Closed VJJJJJJ1 closed 1 week ago

VJJJJJJ1 commented 2 weeks ago

hi, thank you for your great work, I have some questions:

  1. As you mentioned in the paper: adding the attention module before the ConvNext module appears to be the optimal solution.,but I found that in decoder/models.py, the AttnBlock is contained in pos_net which is after convnext. They seem to be in the opposite order as in the paper.
  2. I want to do streaming inference with wavtokenizer, I have replaced all the convolution layers in SEANetEncoder, SEANetDecoder, ConvNeXtBlock and pos_net(ResnetBlock+AttnBlock) with causal convolution layers(class SConv1d with causal=T). Unfortunately, the genetrator loss keeps increasing(see in the pic). Is there any wrong in the modified model?

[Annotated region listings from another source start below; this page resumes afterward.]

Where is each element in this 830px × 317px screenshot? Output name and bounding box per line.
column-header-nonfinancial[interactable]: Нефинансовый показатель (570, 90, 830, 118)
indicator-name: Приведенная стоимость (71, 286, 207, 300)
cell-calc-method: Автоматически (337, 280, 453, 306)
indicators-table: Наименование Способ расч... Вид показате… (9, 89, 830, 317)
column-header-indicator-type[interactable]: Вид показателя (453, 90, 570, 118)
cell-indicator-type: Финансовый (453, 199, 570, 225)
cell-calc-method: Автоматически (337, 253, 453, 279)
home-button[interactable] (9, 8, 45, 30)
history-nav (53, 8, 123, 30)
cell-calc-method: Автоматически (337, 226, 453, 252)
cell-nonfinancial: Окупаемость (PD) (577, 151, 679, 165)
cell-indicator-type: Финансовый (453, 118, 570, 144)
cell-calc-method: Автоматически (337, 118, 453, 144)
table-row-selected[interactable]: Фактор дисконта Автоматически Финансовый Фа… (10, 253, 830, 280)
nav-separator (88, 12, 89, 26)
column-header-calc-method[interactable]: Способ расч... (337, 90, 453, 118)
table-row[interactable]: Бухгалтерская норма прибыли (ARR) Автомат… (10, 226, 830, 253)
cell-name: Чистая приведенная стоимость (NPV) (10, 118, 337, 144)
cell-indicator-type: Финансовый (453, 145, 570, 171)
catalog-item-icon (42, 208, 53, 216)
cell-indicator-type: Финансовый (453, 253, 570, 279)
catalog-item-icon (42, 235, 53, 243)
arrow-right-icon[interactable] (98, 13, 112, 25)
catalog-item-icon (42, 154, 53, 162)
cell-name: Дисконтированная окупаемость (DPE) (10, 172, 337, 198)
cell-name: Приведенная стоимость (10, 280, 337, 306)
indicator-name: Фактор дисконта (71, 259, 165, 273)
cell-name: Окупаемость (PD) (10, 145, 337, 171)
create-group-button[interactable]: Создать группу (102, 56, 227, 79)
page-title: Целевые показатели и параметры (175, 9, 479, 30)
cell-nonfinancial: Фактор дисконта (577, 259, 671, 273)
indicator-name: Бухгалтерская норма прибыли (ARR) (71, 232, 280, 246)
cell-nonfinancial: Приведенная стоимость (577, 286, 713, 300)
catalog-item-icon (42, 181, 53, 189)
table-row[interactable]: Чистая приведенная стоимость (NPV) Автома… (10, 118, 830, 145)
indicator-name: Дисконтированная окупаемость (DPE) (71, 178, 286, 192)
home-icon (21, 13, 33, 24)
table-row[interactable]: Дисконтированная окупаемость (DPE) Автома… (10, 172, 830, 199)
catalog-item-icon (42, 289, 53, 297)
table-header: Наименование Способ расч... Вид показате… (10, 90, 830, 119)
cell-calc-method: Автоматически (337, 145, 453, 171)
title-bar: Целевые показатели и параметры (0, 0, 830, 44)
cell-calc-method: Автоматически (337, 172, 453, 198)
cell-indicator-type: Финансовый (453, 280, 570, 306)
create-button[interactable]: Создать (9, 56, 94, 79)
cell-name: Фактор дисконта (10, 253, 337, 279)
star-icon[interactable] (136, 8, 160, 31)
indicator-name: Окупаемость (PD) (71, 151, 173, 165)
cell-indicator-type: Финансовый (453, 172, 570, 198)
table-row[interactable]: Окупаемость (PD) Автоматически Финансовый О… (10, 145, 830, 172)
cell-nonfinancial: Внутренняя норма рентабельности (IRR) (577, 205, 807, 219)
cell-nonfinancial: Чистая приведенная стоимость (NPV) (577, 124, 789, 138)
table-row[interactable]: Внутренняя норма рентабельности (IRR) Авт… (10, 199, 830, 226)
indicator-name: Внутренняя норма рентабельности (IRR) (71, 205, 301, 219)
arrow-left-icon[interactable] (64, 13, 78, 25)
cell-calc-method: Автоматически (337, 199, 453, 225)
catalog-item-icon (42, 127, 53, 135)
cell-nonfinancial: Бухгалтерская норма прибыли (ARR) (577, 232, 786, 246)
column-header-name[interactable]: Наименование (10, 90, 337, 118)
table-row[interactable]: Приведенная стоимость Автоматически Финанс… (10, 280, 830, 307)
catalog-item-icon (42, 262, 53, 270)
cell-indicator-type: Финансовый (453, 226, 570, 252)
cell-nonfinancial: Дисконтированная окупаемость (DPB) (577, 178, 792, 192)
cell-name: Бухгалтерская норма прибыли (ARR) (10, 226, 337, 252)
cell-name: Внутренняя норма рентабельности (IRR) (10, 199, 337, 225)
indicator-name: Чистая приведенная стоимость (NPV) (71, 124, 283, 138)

thank you for your reply! image

jishengpeng commented 2 weeks ago

hi, thank you for your great work, I have some questions:

  1. As you mentioned in the paper: adding the attention module before the ConvNext module appears to be the optimal solution.,but I found that in decoder/models.py, the AttnBlock is contained in pos_net which is after convnext. They seem to be in the opposite order as in the paper.
  2. I want to do streaming inference with wavtokenizer, I have replaced all the convolution layers in SEANetEncoder, SEANetDecoder, ConvNeXtBlock and pos_net(ResnetBlock+AttnBlock) with causal convolution layers(class SConv1d with causal=T). Unfortunately, the genetrator loss keeps increasing(see in the pic). Is there any wrong in the modified model?

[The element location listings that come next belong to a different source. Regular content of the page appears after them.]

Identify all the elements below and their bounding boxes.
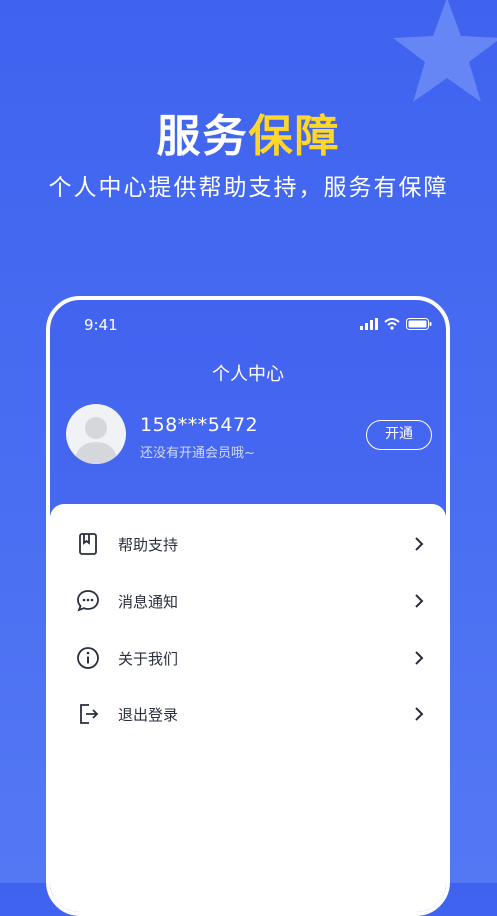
- battery-icon: [406, 318, 432, 330]
- user-phone: 158***5472: [140, 414, 259, 436]
- menu-list: 帮助支持 消息通知 关于我们 退出登录: [50, 504, 446, 912]
- chat-bubble-icon: [77, 590, 99, 612]
- membership-hint: 还没有开通会员哦~: [140, 446, 255, 461]
- chevron-right-icon: [415, 537, 424, 551]
- signal-icon: [360, 318, 378, 330]
- menu-label-logout: 退出登录: [118, 706, 179, 724]
- subheadline: 个人中心提供帮助支持，服务有保障: [48, 175, 449, 201]
- info-icon: [77, 647, 99, 669]
- phone-frame: 9:41 个人中心 158***5472 还没有开通会员哦~ 开通 帮助支持 消…: [46, 296, 450, 916]
- headline-part1: 服务: [156, 111, 249, 162]
- chevron-right-icon: [415, 594, 424, 608]
- chevron-right-icon: [415, 651, 424, 665]
- avatar[interactable]: [66, 404, 126, 464]
- status-bar: 9:41: [50, 316, 446, 338]
- status-icons: [360, 318, 432, 330]
- chevron-right-icon: [415, 707, 424, 721]
- status-time: 9:41: [84, 316, 118, 334]
- menu-label-notifications: 消息通知: [118, 593, 179, 611]
- headline: 服务保障: [0, 100, 497, 164]
- menu-label-help: 帮助支持: [118, 536, 179, 554]
- menu-item-about[interactable]: 关于我们: [50, 638, 446, 678]
- menu-label-about: 关于我们: [118, 650, 179, 668]
- menu-item-logout[interactable]: 退出登录: [50, 694, 446, 734]
- book-icon: [79, 533, 97, 555]
- logout-icon: [80, 704, 99, 724]
- headline-highlight: 保障: [248, 111, 341, 162]
- open-membership-button[interactable]: 开通: [366, 420, 432, 450]
- user-silhouette-icon: [74, 417, 118, 464]
- menu-item-help[interactable]: 帮助支持: [50, 524, 446, 564]
- menu-item-notifications[interactable]: 消息通知: [50, 581, 446, 621]
- page-title: 个人中心: [212, 364, 284, 385]
- star-decoration-icon: [393, 0, 497, 102]
- wifi-icon: [384, 318, 400, 330]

thank you for your reply! image

  1. The code is consistent with the paper, with the attention module placed before the ConvNeXt blocks. Link
  2. We have also experimented with WavTokenizer-Streaming and found the performance to be satisfactory. The issue you are encountering appears to be a bug or some other underlying cause. During modification, only the parameters of the encoder need to be adjusted, while for the decoder, detailed changes to the attention and convolution modules are required.